Und nun das Wetter: Die Eisregionen schrumpfen. Von Jutta Blume

Auch wenn Waldbrände (außer in Regenwäldern) in gewissem Maße natürlich sind, sind sie in ihrem jetzigen Ausmaß eine Folge der globalen Erwärmung und setzen immer größere Mengen von Kohlendioxid frei, das wiederum die Erwärmung vorantreibt. Eine Konsequenz der Erwärmung ist der wachsende Verlust von vereisten Regionen auf der Erde.

Das betrifft gleichermaßen polare wie alpine Gletscher und Permafrostböden sowie das Meereis. Alle diese Eisregionen - die im wissenschaftlichen Jargon Kryosphäre genannt werden - schrumpfen jährlich um rund 87.000 Quadratkilometer.

Eine neu erschienene Studie berechnet diesen durchschnittlichen Eisverlust aus Daten der Jahre 1979 bis 2016. In der Kryosphäre seien drei Viertel des Süßwassers auf der Erde gebunden. Dementsprechend bedroht ein Verlust von Gletschern die Trinkwasserversorgung ganzer Regionen.
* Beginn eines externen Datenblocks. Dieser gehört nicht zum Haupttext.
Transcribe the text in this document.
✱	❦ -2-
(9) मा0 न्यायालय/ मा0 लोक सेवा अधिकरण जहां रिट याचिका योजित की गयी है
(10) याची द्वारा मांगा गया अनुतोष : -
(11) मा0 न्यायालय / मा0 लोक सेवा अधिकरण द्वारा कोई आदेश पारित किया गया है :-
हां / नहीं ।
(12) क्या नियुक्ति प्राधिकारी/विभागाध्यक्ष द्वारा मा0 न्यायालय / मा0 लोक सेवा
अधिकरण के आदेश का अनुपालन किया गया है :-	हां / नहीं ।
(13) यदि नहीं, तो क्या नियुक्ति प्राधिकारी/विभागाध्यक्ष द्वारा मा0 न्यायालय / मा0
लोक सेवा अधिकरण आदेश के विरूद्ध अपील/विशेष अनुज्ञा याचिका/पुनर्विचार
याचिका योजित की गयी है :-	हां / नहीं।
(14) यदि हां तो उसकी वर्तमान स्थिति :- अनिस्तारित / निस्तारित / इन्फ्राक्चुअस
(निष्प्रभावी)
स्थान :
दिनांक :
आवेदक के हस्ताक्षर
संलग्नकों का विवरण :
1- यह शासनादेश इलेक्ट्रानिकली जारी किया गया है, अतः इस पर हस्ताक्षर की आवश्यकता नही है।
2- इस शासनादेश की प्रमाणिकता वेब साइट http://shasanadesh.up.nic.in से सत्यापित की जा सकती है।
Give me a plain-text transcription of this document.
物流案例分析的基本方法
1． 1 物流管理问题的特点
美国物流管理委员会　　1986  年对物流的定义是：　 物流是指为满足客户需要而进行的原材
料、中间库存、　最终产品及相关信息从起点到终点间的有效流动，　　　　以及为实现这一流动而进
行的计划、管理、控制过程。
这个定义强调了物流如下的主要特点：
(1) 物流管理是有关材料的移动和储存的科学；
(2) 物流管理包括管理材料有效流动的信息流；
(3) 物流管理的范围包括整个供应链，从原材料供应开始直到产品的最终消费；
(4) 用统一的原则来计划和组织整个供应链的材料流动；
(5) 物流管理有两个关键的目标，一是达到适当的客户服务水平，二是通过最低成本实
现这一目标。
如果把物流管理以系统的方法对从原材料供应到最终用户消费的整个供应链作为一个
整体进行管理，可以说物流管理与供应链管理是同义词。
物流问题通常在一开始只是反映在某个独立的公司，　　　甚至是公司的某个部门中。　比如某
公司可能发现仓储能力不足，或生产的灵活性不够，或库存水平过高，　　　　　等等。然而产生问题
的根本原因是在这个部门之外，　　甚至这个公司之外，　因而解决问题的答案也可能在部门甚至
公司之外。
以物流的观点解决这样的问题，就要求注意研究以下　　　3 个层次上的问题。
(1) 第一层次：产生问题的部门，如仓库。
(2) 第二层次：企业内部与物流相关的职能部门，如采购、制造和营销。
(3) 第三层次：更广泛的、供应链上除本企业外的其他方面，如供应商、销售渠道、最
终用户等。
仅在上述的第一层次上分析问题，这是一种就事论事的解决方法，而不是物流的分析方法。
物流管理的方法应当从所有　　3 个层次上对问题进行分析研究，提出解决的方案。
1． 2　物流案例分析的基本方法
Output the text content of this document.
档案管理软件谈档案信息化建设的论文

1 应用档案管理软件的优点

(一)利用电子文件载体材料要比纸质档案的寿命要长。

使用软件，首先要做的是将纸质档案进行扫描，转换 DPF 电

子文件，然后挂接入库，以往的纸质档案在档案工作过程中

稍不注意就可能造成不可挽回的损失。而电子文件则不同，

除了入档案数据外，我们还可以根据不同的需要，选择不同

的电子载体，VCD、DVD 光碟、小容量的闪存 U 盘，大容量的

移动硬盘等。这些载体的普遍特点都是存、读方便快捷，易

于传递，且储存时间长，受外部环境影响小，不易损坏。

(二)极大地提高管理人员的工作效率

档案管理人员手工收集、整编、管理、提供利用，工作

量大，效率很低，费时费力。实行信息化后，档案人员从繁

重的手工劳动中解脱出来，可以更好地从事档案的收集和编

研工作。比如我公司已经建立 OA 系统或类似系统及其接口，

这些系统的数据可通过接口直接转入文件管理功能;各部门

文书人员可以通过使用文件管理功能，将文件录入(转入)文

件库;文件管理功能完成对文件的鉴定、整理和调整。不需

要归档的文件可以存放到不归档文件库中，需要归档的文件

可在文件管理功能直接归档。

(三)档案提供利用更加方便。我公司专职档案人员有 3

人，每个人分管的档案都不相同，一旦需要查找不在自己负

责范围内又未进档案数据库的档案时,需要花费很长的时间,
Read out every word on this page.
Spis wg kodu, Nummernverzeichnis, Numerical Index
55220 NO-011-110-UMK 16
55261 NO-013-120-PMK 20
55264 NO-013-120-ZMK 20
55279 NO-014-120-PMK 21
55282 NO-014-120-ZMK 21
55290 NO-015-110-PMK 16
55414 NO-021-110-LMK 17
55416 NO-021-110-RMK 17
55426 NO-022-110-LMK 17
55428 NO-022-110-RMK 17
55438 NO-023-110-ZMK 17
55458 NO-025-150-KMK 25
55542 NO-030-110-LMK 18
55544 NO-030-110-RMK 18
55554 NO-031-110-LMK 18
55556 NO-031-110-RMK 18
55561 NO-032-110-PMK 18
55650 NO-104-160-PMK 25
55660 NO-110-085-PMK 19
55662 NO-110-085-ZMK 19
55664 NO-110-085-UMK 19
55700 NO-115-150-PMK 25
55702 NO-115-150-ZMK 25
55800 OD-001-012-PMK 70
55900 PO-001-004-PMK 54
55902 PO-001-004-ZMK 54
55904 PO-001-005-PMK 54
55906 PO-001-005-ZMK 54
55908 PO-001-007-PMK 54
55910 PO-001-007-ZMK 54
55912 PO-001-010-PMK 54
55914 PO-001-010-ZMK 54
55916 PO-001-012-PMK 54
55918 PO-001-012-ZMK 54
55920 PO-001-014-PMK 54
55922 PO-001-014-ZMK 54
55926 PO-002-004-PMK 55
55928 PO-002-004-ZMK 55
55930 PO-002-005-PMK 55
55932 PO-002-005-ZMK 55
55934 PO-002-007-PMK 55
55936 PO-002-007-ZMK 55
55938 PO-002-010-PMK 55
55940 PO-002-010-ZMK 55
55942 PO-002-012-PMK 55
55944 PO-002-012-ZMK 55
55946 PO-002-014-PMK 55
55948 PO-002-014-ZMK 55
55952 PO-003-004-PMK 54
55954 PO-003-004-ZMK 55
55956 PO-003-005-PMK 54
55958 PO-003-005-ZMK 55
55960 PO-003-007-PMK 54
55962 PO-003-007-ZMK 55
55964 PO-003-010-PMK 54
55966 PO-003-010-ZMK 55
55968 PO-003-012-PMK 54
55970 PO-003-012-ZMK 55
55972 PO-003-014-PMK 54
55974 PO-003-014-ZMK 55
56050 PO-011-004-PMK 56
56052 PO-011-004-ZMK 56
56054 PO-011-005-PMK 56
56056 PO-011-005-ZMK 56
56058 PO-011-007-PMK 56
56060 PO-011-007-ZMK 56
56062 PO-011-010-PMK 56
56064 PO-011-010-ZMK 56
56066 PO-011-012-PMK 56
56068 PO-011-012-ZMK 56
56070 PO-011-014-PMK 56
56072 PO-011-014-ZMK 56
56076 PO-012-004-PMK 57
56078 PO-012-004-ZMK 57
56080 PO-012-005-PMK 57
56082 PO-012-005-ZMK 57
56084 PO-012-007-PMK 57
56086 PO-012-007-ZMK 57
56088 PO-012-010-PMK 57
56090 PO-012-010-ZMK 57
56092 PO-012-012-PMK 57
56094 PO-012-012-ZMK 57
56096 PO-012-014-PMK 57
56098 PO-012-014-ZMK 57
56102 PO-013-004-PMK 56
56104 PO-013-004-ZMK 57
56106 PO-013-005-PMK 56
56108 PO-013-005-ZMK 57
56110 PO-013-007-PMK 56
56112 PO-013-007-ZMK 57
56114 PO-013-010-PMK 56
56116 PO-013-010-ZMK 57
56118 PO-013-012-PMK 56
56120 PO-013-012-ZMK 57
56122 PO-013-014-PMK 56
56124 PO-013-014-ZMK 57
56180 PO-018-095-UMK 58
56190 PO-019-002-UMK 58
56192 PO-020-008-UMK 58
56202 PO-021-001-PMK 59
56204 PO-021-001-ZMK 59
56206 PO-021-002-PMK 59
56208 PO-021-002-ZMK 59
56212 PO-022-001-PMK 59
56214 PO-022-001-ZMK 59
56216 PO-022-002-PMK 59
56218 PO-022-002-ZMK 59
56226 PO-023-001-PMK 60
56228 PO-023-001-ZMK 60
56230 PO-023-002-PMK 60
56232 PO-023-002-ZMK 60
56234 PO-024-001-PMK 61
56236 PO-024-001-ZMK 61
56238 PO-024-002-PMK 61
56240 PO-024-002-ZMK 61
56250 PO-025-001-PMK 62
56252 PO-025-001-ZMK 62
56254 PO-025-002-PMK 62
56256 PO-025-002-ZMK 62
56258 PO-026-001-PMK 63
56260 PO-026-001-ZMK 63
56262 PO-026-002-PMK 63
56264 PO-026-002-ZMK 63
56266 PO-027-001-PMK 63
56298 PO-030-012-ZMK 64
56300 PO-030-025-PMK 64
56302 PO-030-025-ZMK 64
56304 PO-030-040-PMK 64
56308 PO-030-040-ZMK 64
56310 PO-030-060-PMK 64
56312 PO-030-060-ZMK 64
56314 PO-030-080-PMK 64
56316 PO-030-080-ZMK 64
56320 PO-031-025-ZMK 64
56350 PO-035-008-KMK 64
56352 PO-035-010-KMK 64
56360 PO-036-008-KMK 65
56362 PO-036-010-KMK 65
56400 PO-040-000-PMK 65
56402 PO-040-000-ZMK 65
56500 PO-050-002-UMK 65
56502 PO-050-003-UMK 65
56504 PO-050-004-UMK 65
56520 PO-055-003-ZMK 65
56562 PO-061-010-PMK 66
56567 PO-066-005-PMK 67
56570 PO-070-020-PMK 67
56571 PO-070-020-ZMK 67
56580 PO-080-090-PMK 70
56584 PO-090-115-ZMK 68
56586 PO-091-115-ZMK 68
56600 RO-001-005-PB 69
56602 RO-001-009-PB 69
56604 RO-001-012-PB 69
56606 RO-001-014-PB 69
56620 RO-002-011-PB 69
Der Eisverlust betraf zum größten Teil die Nordhalbkugel. Auch die Dauer des Frosts nimmt ab. So herrscht in Eisregionen mittlerweile 3,6 Tage später Frost und das Eis taut im Schnitt 5,7 Tage früher als im Jahr 1979.

Einen Teil der Kryosphäre bildet das nördliche Polarmeer, das zumindest in Teilen auch im Sommer noch mit Eis bedeckt ist. Doch auch dort geht das Meereis im Sommer rapide zurück, wie eine Studie der Universität Washington zeigt.

Im Wandelmeer verzeichneten die Wissenschaftler:innen bei der Meereisbedeckung im August 2020 ein Minus von 50 Prozent, wobei 20 Prozent des Eisverlusts auf die globale Erwärmung zurückzuführen sei. Die Region in der Arktis gilt als wichtiger Lebensraum für Tiere, die auf dem Meereis jagen oder ihre Jungen aufziehen wie Eisbären und Walrosse.

"Der aktuellen Auffassung zufolge könnte dies der letzte Rückzugsort für vom Eis abhängige Spezies sein. Wenn er aber stärker durch den Klimawandel gefährdet ist als bisher angenommen, wie unsere Studie zeigt, dann ist das eine wichtige Erkenntnis", sagt Leitautor Axel Schweiger. Der drastische Eisverlust im Sommer 2020 war für die Forschenden insofern überraschend, als die Eisbedeckung zu Sommeranfang noch annähernd normal war.